Monday, August 12, 2002

NEW YORK -- All the drama in baseball this season hasn't been confined to the field.

Some of the toughest pitches are being hurled across Manhattan conference rooms, where owners are demanding economic changes that could spark the game's ninth work stoppage since 1972.

And it could come to this: No World Series for the second time in nine years.

Players are likely to set a strike date when their executive board meets Monday, possibly leading to a walkout in late August or early September. The key stumbling block appears to be management's demand to slow escalating player salaries -- a luxury tax on teams with high payrolls.

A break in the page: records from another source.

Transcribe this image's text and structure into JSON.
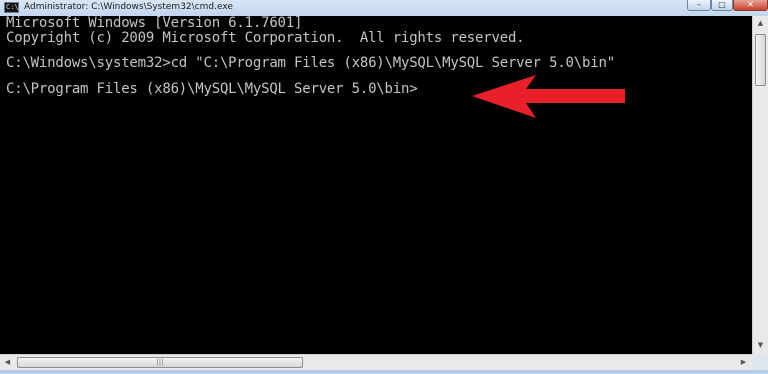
{
  "window": {
    "title": "Administrator: C:\\Windows\\System32\\cmd.exe",
    "app_icon_text": "C:\\",
    "icon": "cmd-icon"
  },
  "title_controls": {
    "minimize": "–",
    "maximize": "□",
    "close": "✕"
  },
  "console": {
    "lines": [
      "Microsoft Windows [Version 6.1.7601]",
      "Copyright (c) 2009 Microsoft Corporation.  All rights reserved.",
      "",
      "C:\\Windows\\system32>cd \"C:\\Program Files (x86)\\MySQL\\MySQL Server 5.0\\bin\"",
      "",
      "C:\\Program Files (x86)\\MySQL\\MySQL Server 5.0\\bin>"
    ],
    "text_color": "#c4c4c4",
    "background": "#000000"
  },
  "annotation": {
    "type": "arrow",
    "direction": "left",
    "color": "#e8202a"
  },
  "scrollbars": {
    "up_arrow": "▲",
    "down_arrow": "▼",
    "left_arrow": "◀",
    "right_arrow": "▶",
    "grip": "|||"
  }
}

"Eventually, it all has to be tied together," said Atlanta pitcher Tom Glavine, the National League player representative. "There's caution on our side because obviously the big issues -- revenue sharing and luxury tax -- are out there. Those can set the negotiations in motion quickly in one direction or the other."

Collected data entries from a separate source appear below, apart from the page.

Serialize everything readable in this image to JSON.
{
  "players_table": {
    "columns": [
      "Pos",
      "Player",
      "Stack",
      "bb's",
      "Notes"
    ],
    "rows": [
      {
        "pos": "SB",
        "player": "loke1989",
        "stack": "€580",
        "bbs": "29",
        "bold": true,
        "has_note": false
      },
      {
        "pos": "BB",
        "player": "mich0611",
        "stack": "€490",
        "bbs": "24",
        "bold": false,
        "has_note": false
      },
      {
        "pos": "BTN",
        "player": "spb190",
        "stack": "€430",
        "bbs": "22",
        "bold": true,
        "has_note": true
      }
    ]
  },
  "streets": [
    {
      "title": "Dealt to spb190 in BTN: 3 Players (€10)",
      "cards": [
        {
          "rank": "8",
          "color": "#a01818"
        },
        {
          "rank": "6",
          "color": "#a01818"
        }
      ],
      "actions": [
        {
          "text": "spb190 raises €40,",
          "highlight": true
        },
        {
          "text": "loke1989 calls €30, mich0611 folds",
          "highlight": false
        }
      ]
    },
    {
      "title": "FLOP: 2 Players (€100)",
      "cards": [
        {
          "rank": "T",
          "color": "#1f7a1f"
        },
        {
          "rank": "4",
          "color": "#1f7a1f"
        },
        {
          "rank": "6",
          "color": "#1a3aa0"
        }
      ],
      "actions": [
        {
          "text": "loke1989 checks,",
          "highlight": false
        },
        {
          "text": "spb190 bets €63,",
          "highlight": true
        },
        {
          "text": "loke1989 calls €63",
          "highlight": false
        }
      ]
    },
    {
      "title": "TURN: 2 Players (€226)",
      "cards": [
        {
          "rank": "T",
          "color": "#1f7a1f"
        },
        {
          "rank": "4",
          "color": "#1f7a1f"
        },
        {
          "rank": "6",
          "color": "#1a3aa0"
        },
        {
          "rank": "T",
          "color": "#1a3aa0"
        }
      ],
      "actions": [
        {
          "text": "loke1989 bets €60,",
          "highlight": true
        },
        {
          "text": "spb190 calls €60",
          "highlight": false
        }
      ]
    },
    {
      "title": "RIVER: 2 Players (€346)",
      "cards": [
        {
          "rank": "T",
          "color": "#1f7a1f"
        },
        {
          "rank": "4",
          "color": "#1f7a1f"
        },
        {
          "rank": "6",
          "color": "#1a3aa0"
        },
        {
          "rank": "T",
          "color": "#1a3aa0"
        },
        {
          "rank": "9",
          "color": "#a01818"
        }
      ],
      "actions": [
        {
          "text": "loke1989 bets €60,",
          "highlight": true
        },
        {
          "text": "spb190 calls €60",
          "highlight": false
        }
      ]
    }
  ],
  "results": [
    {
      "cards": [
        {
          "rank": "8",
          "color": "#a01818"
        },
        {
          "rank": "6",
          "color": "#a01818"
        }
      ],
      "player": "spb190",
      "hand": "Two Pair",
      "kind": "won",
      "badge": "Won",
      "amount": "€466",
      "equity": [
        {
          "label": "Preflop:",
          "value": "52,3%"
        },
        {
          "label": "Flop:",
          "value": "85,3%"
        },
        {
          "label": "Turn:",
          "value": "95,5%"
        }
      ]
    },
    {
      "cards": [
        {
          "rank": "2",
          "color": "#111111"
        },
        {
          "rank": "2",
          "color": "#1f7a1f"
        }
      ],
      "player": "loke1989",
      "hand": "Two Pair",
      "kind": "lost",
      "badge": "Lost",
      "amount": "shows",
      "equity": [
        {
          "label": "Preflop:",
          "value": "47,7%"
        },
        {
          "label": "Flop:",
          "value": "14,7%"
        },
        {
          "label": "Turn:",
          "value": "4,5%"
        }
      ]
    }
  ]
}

Finding a way to slow salaries has been a perennial management goal long before Bud Selig became commissioner in 1998. Players, however, would like keep things the way they are. Since 1976, the last season before free agency, the average salary has jumped from $51,500 to $2.38 million, a 46-fold increase.

Restoring competitive balance

Selig said it has reached the point where only the richest teams can compete. He thinks revenue-sharing -- taking from the biggest clubs and giving to the smaller ones, like his family-owned Milwaukee Brewers -- is the only way to restore competitive balance.

"The system is so, in my judgment, badly flawed, it's going to take a myriad of solutions," Selig said earlier this month.

One owner who sticks up for big-market clubs is George Steinbrenner, whose New York Yankees' payroll is $135 million. He doesn't think they should have to subsidize smaller teams.

Steinbrenner also thinks profit-sharing should be used to raise payrolls, not help teams rack up profits. But he's not certain how much his opinion counts these days.

"Bud Selig and I have been friends for a long time. I'm not sure how much he relies on me anymore," Steinbrenner said in an interview published Sunday in The New York Times. "I don't know. He kind of has his allies, and most of them are small-market guys."

While neither side commented after a three-hour bargaining session Sunday, there seemed to be some progress in negotiations the past week. Players ended their decades-old opposition to mandatory drug testing and agreed to be tested for illegal steroids starting next year.

Players also are amenable to increasing the amount of local revenue teams share. But they oppose the luxury tax, which could force high-spending clubs to trim tens of millions of dollars from payrolls.

"We don't consider players to be a luxury," union head Donald Fehr said.